Katerina Ivanovna replied with a formal note of gratitude for his own note, pledging that her bereavement would not deter her mission in life. She signed the note with her entire name. Katerina Ivanovna Verkhovtsev. He read the note's single sentence, smelled the card and then lit a candle to see if there was more in lemon juice. No. No more. Did this mean that what she had written to Ivan all those years, she would never, out of prudence or indifference or pain, write to him? He assumed that it did.

At the kitchen table over supper at night, he listened to the women talk about the baby growing in Tina, babies they had known, and babies in general. The things he might have had to say would be of no interest to them, but now and then Tina smiled at him, and he realized that simply by being there, creating an event with his arrival and departure, being a man who paid the bills and had sent her Mrs. Morgan, he was having some kind of effect on her. One night she asked if he would be the baby's godfather.

He wanted to say that he would promise to always look after them both. He wanted, if it were possible, to take Ivan's place in her life, but she wasn't putting the question that way. So he limited his reply to her question: Yes, by all means.
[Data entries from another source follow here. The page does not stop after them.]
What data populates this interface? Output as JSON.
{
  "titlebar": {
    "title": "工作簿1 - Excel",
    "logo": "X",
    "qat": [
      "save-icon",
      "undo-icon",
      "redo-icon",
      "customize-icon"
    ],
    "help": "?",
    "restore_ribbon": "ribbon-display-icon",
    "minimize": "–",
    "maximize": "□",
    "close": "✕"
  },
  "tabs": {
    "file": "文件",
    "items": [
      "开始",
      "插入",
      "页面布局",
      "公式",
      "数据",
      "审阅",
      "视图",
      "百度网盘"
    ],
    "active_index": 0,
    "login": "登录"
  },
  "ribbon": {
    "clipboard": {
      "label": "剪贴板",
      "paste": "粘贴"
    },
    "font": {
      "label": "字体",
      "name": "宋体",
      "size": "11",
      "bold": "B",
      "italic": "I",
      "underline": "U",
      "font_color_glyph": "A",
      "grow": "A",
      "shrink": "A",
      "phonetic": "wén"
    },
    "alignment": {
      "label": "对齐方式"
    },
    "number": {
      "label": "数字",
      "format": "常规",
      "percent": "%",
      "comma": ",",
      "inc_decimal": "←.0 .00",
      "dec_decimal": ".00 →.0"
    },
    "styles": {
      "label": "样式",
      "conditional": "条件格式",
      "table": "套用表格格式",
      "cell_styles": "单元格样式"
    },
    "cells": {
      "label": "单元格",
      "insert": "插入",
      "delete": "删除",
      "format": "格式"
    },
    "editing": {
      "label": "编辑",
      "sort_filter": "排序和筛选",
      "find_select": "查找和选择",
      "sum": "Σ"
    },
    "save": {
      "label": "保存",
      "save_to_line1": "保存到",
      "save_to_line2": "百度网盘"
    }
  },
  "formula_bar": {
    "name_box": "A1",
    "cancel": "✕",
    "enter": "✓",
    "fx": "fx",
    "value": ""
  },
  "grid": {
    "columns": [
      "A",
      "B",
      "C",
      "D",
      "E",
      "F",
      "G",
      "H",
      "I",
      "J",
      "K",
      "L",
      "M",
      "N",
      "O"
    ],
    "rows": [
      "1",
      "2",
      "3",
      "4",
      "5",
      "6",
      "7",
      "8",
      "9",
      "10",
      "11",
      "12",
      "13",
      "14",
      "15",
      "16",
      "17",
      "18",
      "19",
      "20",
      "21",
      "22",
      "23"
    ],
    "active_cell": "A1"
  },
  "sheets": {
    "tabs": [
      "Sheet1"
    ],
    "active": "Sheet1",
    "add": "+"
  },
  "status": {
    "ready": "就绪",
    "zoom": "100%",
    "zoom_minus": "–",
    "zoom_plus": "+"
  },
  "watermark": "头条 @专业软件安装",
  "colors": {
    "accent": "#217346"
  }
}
Nothing would honor him more greatly.

Then she said, really dashing him down, "And Mrs. Morgan has agreed to be its godmother, isn't that wonderful? No matter what happens to me, the baby will always be safe."

He wanted to ask her why she wouldn't always be safe, too, but of course, what could she, of all people, consider safe? She'd never feel safe until old Mr. McGrath was dead and Russia was dead, too.

"We need a monkey in the rigging or the hold -- he'll be the squirmer," Markus agreed.

Dmitri led Valery aside. "Alaska, then Japan. Then I'll sneak in along the China coast and find my runaways and deserters and everything I see will go in here," he tapped his head, "and I'll give the Japs what I know and bring the results to you." When Valery told him not to take untoward risks, Mitya brushed this advice aside. "The minute we cast off, risk is all there is. What's solid and reliable is that," he said, pointing over Valery's shoulder toward San Francisco. "Out there," he said, gesturing over his shoulder, "it's as slippery as ice."

Aaron had approached to listen to this exchange. Mitya pulled him to his side.

"This is the last time I'll hug you until we're back, boy. From now on, I'm captain, and it's orders, not kisses, understand?"

Aaron nodded, pulled loose and shook Valery's hand. He did not seem afraid.

Valery watched them puff away from the docks and then raise their sails. It wasn't much of a boat to take on the largest ocean in the world.